Kur'an, bütün bu kâinatı (evreni) yaratan Rabbimizin kelâmı (sözü) olduğu için, hiçbir zaman yanılmadı. Kur'anda yazılan herşey, bu güne kadar doğru çıktı. Ve 1400 sene önce nazil olmasına rağmen, her geçen gün daha da tazelenerek kendini ispatladı. İster âlim olsun isterse câhil, onu dinleyen herkes, Kuranın bütün yazılanlardan farklı ve güzel olduğunu hemen anlıyordu. Çünkü o insanların değil, insanları ve bütün kâinatı yaratan Rabbimizin sözleriydi. Diğer peygamberlerin mukaddes kitapları olan Tevrat ve İncil, insanlar tarafından, defalarca değiştirilmesine rağmen, Kur'an'ın tek bir harfine bile dokunulmadı. Çünkü Allah, (Peygamberimizi koruduğu gibi) Kur'anı da bizzat kendisinin koruyacağını (yani ona hiç kimsenin dokunamayacağını) belirtiyordu.
Değerli kardeşlerim.
Bildiğiniz gibi, eczaneden ilaç aldığımızda ilk yaptığımız şey, o ilaç kutusu içinde yazılanları okumaktır. Çünkü şifa bulmak ve dertlerimizden kurtulmak için, o ilacı yapan firmaların tavsiyelerine kulak vermek gerekir.
İlacı yapanlar, o ilaçların sabah akşam birer tane alınmasını tavsiye etmişse, bizim de öyle yapmamız gerekir. Aksi taktirde: "Ben bir an önce iyileşeyim" diyerek günde beş on tane alınırsa, hiçbir fayda görülemeyeceği gibi, belki de insanın ölümüne yol açabilir.
Ya da: "Hastalıktan kurtulmak ve sağlığınıza kavuşmak için, bu ilaçtan günde beş tane almalısınız" deniyorsa, tembellik veya cimrilik edip günde iki tane almakla şifa bulunmaz.
İşte insanları yaratan Rabbimiz de, bizim gerçek mutluluğa (Cennet'e) erişmemizin formülünü Kur'anda belirtmiş ve bize göndermiştir.
Mesela: "Cennet'e kavuşmak ve ebedîyyen mutlu olmak için, günde beş vakit namaz kılmalısınız" demiştir.

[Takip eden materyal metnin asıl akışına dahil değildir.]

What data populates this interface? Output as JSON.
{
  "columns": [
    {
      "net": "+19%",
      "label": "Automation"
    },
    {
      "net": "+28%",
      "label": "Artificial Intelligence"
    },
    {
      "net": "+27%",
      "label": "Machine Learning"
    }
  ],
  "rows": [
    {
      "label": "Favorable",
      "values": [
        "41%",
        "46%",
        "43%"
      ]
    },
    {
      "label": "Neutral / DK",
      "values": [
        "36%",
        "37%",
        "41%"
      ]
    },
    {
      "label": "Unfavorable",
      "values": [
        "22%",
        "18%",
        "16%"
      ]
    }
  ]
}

Bizler, eğer O'nun bu sözüne kulak vermez veya tembellik ederek günde üç defa kılarsak, elbette beklediğimiz mutluluğa ulaşamadığımız gibi, büyük bir ihtimalle de ceza görebiliriz.
Veya Allah Kur'anda: "İçki haramdır, sakın yanaşmayın!" demişse, Rabbimizin o emrine kulak asmamakla hem dünya hayatımızı, hem de âhiret saadetimizi mahvedebiliriz.
Kur'anı bir pusulaya da benzetebiliriz.
Bizi Cehennem'e düşmekten kurtaran ve Cennet'e ulaştıran bir pusulaya.
"Benim pusulaya ihtiyacım yok, ben gökteki yıldızlara bakıp yolumu bulurum" diyen bir kaptan, havanın bulutlanmasıyla yolunu nasıl kaybeder ve fırtınalı denizlerdeki gemisini kayalara parçalatıp denizin dibini nasıl boylarsa, "Benim Kur'ana ihtiyacım yok, benim aklım bana yeter" diyen insanlar da Cehennemin dibini öyle boylayabilirler.
Bizler, Allah'ın hediye ettiği o pusulanın kıymetini çok iyi bilenlerdeniz, öyle değil mi?